The RBI referred the case to SEBI for investigation for illegal mobilisation of funds. During the investigation, the SEBI concluded that HBN was, in fact, operating as a CIS without obtaining the certificate, and issued directions against it. An appeal was filed with SAT but the SAT directed SEBI to sell properties of HBN within 6 months.
Meanwhile, some of the investors filed an insolvency application as financial creditors claiming a sum of more than Rs. 91 lakhs. They relied on the NCLAT ruling Nikhil Mehta & Sons vs. AMR Infrastructure where it was held that a commitment to pay ‘assured return’ would make the investor a financial creditor.
HBN opposed the application on many grounds, most of which were technical.

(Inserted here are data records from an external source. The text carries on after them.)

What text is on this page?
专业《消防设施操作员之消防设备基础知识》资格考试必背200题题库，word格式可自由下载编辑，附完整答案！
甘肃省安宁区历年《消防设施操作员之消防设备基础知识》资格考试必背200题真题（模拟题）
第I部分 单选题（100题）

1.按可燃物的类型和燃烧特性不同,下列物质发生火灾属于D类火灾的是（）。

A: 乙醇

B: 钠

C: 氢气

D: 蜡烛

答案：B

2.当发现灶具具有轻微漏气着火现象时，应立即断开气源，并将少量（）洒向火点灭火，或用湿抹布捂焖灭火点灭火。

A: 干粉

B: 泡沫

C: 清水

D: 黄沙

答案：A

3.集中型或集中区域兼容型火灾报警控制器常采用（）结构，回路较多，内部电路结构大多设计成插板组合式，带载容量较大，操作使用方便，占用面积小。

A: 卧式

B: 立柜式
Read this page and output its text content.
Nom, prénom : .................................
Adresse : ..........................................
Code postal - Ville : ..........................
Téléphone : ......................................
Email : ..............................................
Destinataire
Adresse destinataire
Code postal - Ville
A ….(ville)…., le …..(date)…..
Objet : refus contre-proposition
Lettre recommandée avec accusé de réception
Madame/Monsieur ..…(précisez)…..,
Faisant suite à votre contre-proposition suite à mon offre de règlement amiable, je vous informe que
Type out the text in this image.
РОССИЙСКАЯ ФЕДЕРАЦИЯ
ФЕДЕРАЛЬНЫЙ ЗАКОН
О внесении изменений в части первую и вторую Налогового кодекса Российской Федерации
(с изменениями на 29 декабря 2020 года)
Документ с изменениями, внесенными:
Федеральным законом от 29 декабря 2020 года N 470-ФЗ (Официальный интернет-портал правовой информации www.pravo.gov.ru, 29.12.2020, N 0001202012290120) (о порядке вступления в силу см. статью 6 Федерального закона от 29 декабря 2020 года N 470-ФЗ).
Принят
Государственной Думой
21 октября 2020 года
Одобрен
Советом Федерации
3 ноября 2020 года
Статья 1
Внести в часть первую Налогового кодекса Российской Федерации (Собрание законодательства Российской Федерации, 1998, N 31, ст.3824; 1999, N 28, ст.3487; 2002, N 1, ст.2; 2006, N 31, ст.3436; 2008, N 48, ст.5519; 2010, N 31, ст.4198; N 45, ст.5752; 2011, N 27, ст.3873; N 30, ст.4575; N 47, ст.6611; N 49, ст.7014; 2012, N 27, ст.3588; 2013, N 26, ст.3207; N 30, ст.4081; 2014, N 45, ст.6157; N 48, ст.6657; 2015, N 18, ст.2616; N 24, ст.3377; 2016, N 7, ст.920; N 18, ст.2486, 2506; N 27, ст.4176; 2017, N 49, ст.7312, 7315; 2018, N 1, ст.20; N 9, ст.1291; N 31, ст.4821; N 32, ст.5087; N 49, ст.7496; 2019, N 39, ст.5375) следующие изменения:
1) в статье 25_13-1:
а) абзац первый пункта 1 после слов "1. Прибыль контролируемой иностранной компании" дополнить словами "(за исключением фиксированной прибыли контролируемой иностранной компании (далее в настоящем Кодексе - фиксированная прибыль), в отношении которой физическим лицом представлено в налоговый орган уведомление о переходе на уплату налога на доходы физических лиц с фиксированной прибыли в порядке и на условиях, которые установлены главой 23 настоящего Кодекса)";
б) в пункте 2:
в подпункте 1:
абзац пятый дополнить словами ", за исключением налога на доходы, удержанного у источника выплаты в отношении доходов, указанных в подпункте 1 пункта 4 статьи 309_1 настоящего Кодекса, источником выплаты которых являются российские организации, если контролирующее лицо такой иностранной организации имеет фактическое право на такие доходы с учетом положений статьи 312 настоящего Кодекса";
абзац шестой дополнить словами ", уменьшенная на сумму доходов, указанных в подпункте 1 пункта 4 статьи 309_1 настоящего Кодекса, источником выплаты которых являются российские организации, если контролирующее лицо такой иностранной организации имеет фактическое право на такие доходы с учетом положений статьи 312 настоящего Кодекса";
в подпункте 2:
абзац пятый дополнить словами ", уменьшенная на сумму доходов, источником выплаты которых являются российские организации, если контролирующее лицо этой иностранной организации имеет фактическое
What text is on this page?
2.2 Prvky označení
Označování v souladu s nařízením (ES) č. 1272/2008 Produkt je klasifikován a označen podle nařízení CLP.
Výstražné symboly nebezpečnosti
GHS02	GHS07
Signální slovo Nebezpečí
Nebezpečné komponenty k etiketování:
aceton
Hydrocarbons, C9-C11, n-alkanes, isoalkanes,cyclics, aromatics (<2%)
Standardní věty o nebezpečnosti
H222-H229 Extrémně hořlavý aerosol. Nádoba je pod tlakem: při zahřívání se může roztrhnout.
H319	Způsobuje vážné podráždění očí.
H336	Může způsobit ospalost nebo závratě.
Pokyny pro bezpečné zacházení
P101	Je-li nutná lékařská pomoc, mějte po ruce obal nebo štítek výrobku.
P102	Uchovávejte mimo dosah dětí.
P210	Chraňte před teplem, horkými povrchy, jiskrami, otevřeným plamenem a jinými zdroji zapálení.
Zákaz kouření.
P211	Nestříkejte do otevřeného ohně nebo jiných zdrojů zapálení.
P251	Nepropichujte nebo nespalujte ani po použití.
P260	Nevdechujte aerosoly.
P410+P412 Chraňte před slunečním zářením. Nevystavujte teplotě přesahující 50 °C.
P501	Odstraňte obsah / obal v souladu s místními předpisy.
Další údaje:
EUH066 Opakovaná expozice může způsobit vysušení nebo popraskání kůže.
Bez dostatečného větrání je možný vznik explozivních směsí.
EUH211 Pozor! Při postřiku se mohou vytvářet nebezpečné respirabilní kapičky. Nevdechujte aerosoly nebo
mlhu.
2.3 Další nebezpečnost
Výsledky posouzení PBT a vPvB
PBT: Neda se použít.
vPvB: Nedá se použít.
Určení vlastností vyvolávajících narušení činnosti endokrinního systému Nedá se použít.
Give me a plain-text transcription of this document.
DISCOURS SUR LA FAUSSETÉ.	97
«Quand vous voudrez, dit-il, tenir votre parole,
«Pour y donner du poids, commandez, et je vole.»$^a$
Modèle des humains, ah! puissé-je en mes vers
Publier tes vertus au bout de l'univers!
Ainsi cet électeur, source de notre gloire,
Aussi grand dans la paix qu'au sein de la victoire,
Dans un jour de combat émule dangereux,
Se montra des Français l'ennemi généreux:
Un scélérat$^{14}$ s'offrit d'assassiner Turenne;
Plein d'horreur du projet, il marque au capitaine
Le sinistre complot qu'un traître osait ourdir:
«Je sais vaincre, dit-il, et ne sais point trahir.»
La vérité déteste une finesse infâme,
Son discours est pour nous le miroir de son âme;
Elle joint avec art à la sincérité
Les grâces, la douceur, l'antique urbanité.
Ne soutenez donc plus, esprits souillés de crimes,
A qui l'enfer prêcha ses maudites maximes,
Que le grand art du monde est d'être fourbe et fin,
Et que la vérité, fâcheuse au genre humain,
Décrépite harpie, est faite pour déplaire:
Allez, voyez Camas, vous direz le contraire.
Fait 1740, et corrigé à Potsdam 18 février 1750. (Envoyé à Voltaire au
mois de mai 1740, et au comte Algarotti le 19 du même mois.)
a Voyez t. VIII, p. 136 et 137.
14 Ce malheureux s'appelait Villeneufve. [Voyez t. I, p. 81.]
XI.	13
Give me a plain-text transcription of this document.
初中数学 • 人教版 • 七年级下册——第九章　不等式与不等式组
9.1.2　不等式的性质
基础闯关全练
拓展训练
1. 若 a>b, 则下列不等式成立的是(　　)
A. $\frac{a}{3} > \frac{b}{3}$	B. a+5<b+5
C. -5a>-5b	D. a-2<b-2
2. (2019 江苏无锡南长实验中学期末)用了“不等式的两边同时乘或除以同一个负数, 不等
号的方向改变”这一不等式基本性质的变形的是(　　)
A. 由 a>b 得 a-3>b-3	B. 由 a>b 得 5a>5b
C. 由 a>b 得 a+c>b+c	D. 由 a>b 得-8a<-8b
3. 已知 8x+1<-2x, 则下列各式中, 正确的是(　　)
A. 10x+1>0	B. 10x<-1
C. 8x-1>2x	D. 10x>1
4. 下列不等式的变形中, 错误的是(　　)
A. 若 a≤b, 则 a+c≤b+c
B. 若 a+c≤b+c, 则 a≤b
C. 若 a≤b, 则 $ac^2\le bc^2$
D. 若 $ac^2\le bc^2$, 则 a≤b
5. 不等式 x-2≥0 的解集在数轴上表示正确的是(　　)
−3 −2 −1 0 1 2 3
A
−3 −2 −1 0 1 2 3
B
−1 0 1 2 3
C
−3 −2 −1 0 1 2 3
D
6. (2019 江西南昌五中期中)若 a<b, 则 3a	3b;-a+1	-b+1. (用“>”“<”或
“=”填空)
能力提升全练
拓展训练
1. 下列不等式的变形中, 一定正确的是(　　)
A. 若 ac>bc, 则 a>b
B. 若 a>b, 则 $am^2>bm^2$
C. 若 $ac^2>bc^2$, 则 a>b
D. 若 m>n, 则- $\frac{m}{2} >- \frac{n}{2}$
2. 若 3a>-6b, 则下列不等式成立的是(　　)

The first opposition was that the petitioners entered into a JV along with HBN and could not claim to be financial creditors. This was rejected by NCLT, observing that even SEBI, after studying the nature of transactions had recognised that HBN owed money to the investors and that it was not a really JV but an investment scheme.
HBN also opposed by saying that the case was vested with SEBI since they had adjudicated on it. As a counter, the case of Royal Twinkle was put forth which was also a CIS adjudicated upon by SEBI, and was under insolvency as well. The NCLT also noted section 238 of the IBC, which is a non-obstante provision, as one being of the ‘widest amplitude’.
HBN tried arguing that the notice for auction for recovery proceedings by SEBI was issued, but the NCLT ignored this argument by saying that would now be the Resolution Professional’s mandate.
Accordingly, insolvency resolution process has been triggered against yet another CIS.
Senior Advocate U.K. Chaudhary along with Manisha Chaudhary and N. Raja Singh of UKCA Partners, Advocates and Solicitors appeared for the investors.